Kapolres Gunungkidul AKBP Ahmad Fuady menyatakan komitmennya untuk menjaga keamanan ketertiban masyarakat selama penyelenggaraan pemilu berlangsung. Untuk memaksimalkan pengamanan, pihaknya terus berkoordinasi dengan KPU, Bawaslu hingga partai politik.

“Kami sudah buat pemetaan tetang peta kerawanan selama pemilu. Tapi hasil pemetaan bukan konsumsi publik sehingga data tersebut digunakan untuk pengamanan,” kata Fuady.

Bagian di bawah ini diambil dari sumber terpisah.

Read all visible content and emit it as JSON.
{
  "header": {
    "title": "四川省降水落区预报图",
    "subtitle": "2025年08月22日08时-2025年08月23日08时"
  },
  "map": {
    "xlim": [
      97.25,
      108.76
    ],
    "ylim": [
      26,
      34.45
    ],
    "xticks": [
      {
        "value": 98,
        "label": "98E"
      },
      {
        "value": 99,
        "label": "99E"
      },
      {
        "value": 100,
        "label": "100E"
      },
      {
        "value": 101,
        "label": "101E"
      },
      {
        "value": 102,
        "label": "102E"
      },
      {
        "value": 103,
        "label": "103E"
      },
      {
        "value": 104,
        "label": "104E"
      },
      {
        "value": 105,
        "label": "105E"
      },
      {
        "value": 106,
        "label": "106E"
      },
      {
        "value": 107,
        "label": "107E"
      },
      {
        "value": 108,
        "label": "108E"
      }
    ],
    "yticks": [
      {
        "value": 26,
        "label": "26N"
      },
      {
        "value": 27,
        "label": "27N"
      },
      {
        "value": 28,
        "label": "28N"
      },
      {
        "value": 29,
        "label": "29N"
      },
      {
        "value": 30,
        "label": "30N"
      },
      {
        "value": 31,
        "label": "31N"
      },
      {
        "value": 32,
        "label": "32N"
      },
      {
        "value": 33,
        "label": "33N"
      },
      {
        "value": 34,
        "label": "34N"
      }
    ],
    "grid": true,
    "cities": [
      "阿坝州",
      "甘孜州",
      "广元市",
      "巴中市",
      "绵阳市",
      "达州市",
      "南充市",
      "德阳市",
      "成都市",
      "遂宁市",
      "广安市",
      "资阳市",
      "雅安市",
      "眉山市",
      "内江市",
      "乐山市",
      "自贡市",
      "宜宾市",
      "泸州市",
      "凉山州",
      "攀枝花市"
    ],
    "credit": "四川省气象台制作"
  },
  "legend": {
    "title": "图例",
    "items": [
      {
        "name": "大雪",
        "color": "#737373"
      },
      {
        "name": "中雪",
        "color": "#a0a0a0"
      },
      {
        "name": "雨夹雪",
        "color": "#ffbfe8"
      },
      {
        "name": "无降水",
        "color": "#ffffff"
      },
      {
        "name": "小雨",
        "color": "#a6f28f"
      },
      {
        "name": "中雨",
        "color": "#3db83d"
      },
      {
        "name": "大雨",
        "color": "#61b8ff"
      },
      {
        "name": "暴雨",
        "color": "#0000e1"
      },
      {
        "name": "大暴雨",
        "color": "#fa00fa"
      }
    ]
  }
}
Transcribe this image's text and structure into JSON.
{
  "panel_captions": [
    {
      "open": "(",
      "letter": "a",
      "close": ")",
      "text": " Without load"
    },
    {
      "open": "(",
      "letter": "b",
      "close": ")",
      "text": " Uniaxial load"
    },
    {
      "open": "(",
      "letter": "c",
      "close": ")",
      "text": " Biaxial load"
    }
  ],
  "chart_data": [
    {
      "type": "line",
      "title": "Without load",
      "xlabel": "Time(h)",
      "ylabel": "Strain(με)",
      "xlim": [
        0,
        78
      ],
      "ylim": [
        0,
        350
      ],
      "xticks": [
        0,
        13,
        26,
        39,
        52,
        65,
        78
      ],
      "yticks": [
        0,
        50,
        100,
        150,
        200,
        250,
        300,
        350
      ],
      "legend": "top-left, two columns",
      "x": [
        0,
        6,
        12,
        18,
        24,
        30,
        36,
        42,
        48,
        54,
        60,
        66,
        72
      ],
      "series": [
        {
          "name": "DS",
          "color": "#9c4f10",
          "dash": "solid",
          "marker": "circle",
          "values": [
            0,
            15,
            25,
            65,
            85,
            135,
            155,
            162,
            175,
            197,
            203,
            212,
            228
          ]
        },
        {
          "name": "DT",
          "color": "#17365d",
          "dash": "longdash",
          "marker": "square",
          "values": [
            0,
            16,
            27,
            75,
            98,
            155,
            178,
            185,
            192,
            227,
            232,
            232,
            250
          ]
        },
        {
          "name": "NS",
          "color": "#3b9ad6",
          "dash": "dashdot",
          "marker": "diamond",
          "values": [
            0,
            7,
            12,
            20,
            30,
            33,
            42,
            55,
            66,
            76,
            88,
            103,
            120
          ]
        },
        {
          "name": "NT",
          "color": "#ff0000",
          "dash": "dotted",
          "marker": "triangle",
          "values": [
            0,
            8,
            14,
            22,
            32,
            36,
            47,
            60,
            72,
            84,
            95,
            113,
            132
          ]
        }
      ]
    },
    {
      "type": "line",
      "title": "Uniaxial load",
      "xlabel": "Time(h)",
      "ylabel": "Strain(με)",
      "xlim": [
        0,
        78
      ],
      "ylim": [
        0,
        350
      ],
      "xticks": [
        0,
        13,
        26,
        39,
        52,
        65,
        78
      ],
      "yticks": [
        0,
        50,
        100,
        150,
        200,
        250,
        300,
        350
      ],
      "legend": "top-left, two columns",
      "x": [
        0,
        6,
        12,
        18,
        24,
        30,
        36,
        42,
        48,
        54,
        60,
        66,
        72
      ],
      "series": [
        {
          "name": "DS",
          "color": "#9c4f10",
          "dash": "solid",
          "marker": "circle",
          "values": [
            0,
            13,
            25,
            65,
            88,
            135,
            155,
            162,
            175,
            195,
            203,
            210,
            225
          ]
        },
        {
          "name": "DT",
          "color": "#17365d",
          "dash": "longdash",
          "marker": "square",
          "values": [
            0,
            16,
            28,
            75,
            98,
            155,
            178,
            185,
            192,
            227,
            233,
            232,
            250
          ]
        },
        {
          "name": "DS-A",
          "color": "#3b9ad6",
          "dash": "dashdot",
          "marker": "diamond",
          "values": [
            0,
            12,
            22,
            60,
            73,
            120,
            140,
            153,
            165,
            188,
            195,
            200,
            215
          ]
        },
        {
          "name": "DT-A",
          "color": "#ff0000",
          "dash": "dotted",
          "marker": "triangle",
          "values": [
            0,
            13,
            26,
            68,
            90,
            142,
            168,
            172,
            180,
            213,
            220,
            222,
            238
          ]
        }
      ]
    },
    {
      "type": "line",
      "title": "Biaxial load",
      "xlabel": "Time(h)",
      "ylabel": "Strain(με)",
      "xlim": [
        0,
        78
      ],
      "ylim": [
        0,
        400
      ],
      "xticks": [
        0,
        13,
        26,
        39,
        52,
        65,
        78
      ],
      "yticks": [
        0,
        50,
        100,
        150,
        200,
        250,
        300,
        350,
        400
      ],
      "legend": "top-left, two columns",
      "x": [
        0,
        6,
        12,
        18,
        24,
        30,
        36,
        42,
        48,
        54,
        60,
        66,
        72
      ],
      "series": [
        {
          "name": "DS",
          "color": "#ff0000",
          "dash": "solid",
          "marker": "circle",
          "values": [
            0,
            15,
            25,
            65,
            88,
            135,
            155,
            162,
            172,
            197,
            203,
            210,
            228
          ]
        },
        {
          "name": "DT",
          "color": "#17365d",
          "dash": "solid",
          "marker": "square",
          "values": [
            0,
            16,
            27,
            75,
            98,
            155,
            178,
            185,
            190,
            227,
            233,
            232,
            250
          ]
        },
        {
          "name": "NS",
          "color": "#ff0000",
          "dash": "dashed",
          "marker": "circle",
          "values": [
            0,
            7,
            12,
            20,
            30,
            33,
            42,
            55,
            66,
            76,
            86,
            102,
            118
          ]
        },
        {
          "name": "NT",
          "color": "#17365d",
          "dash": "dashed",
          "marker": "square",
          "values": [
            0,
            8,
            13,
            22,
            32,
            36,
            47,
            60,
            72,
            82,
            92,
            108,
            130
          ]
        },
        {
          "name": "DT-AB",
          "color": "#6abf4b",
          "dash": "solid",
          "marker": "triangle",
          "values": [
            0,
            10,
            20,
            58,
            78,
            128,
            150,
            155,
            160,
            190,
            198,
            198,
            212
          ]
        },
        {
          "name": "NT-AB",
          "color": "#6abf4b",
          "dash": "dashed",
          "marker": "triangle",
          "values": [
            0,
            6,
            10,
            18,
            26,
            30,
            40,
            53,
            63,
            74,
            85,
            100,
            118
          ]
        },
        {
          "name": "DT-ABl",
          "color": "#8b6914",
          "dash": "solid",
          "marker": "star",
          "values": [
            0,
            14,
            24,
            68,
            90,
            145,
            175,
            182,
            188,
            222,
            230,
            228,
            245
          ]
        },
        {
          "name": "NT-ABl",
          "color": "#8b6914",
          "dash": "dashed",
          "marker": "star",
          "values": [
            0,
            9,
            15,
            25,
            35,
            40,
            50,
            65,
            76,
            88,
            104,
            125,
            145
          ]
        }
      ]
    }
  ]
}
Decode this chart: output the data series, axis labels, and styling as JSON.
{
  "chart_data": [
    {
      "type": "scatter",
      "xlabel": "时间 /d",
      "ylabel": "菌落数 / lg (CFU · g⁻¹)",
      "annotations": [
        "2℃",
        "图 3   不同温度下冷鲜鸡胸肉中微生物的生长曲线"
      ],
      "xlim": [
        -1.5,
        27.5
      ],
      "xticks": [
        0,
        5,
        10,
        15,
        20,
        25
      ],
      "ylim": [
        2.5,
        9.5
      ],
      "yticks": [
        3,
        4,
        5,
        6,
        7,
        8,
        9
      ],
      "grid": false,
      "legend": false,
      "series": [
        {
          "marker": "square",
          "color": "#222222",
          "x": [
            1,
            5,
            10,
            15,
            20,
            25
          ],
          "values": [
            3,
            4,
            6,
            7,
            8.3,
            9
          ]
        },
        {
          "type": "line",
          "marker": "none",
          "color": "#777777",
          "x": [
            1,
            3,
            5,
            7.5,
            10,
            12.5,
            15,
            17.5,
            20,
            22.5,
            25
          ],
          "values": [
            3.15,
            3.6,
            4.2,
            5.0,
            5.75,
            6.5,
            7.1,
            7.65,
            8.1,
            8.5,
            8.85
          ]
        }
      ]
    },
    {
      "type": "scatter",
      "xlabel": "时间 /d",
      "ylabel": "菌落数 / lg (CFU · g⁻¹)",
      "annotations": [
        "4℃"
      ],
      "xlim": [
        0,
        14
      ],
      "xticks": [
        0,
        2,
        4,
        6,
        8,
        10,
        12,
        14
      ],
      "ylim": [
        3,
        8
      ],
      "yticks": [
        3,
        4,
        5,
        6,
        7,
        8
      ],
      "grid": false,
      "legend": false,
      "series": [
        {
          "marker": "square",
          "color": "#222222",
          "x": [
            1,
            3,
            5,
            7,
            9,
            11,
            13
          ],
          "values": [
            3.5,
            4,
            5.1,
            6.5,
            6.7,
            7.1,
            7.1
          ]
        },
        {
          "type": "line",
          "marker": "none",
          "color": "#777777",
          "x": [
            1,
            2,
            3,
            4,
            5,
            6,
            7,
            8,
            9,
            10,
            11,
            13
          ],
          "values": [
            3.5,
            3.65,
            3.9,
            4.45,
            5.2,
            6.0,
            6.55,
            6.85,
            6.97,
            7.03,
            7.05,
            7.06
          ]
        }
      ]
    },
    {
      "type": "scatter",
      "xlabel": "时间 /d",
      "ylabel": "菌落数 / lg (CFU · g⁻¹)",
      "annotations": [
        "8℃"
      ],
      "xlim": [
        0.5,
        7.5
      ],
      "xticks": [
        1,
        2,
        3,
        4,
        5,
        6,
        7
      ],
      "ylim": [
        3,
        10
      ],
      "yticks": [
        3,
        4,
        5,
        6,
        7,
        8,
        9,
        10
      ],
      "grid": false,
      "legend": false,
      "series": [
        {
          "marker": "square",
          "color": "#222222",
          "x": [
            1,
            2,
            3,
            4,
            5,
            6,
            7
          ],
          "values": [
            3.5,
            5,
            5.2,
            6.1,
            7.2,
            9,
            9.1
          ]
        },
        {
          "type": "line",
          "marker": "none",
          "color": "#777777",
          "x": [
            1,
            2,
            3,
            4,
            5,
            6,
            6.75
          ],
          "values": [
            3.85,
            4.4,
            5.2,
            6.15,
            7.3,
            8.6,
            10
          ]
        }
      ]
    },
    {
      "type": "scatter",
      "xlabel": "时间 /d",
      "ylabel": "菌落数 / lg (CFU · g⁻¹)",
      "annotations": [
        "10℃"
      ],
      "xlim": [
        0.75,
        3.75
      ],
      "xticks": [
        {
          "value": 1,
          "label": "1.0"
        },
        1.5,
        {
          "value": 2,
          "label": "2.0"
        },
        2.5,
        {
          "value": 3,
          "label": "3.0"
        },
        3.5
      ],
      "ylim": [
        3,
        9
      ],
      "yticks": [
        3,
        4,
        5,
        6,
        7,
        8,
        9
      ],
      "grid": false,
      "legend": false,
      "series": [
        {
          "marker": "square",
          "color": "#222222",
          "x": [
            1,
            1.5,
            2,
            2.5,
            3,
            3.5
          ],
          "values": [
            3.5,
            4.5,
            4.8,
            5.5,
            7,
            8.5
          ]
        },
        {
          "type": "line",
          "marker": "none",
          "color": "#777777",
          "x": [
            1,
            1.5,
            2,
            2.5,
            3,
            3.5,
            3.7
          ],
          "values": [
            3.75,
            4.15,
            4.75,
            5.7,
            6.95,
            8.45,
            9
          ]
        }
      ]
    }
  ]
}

Selain itu, Fuady menegaskan siap menindak massa kampanye yang tidak taat terhadap aturan lalu lintas, seperti tidak membawa surat lengkap, tidak memakai helm hingga penggunaan knalpot blombongan.

Ketua KPU Gunungkidul Ahmadi Ruslan Hani mengatakan pihaknya belum menyusun jadwal kampanye rapat terbuka. Menurut dia, jadwal baru disusun setelah ada sinkronisasi jadwal dari KPU Provinsi dan KPU RI. “Kami masih menunggu. Nanti jadwal dari pusat dan provinsi akan dijadikan pedoman dalam penyusunan jadwal kampanye peserta pemilu,” katanya.